Exxon earned 64 cents in the first quarter, beating an average estimate of 61 cents by analysts in a Bloomberg survey. Most of them won the oil exploration and drilling divisions, but even the highest chemical prices picked up a headwind, helping to offset the losses in the deadly Texas storm in February.

Exxon’s changes to last year’s unprecedented loss chains will help it regain its ability to maintain the S&P’s third-largest dividend and grow even further, with CEO Darren Woods moving to Wall Street. Unlike European rivals Shell and BP, Exxon did not cut payments last year, but the decision had a cost: Debts rose 44% to nearly $ 68 billion. Exxon has cut debt by about $ 4 billion this quarter.

Chevron’s earnings adjustment per share was 90 cents, according to a statement, in line with the average of analysts ’forecasts. The results for the entire sector may indicate the worst for the double threat of tightness around the world and the killing of the Covid-19 blockade request.
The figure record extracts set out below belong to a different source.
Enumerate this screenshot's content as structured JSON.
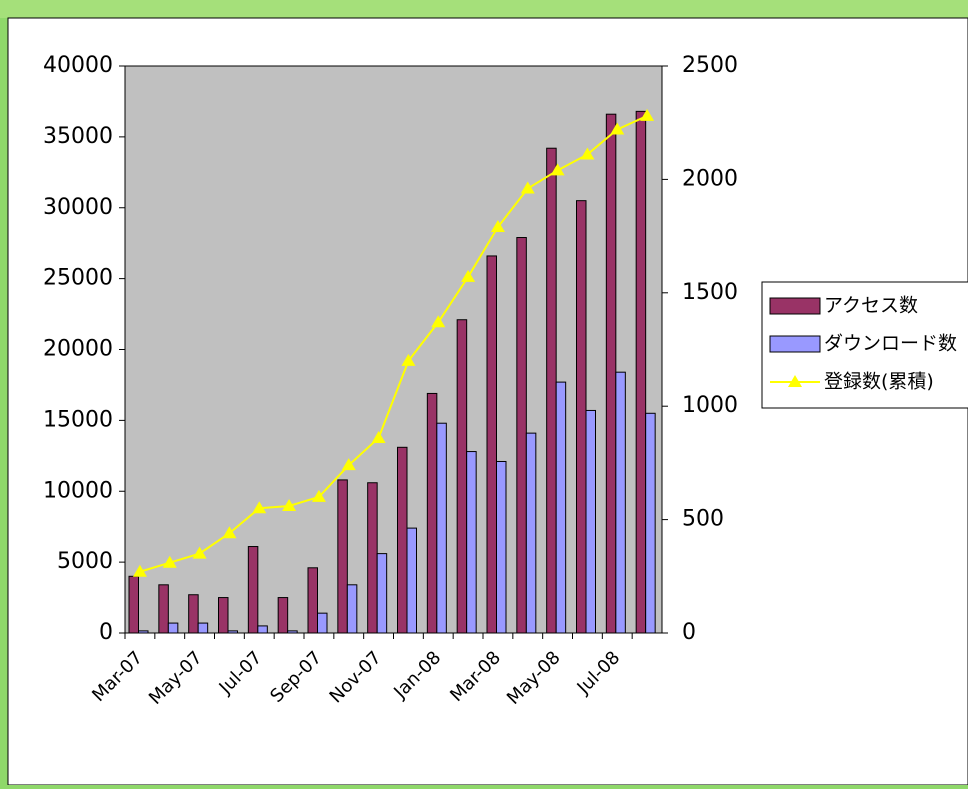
{
  "chart_data": {
    "type": "bar-line",
    "categories": [
      "Mar-07",
      null,
      "May-07",
      null,
      "Jul-07",
      null,
      "Sep-07",
      null,
      "Nov-07",
      null,
      "Jan-08",
      null,
      "Mar-08",
      null,
      "May-08",
      null,
      "Jul-08",
      null
    ],
    "series": [
      {
        "name": "アクセス数",
        "type": "bar",
        "color": "#993366",
        "values": [
          4000,
          3400,
          2700,
          2500,
          6100,
          2500,
          4600,
          10800,
          10600,
          13100,
          16900,
          22100,
          26600,
          27900,
          34200,
          30500,
          36600,
          36800
        ]
      },
      {
        "name": "ダウンロード数",
        "type": "bar",
        "color": "#9999ff",
        "values": [
          150,
          700,
          700,
          150,
          500,
          150,
          1400,
          3400,
          5600,
          7400,
          14800,
          12800,
          12100,
          14100,
          17700,
          15700,
          18400,
          15500
        ]
      },
      {
        "name": "登録数(累積)",
        "type": "line",
        "axis": "y2",
        "color": "#ffff00",
        "values": [
          270,
          310,
          350,
          440,
          550,
          560,
          600,
          740,
          860,
          1200,
          1370,
          1570,
          1790,
          1960,
          2040,
          2110,
          2220,
          2280
        ]
      }
    ],
    "ylim": [
      0,
      40000
    ],
    "yticks": [
      0,
      5000,
      10000,
      15000,
      20000,
      25000,
      30000,
      35000,
      40000
    ],
    "y2lim": [
      0,
      2500
    ],
    "y2ticks": [
      0,
      500,
      1000,
      1500,
      2000,
      2500
    ],
    "grid": false,
    "legend": "right",
    "plot_background": "#c0c0c0"
  }
}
Among the enlightening perspectives, important challenges remain. The U.S. Chevron refining network lost money for the third time in four quarters, and overseas fuel production plants reduced gross processing by 16% to meet the anemic demand for transportation fuels.

Both companies cited the negative effects of the deadly winter storm Texas suffered in mid-February.

Chevron wants to start buying shares, but has not refused to give them a deadline, confirming the position announced in March.

“Looking ahead, we expect to begin a share buyback through the oil price cycle when we are confident that we will maintain a buyout program for several years,” Chief Financial Officer Pierre Breber said in notes prepared for a conference call. analysts this morning.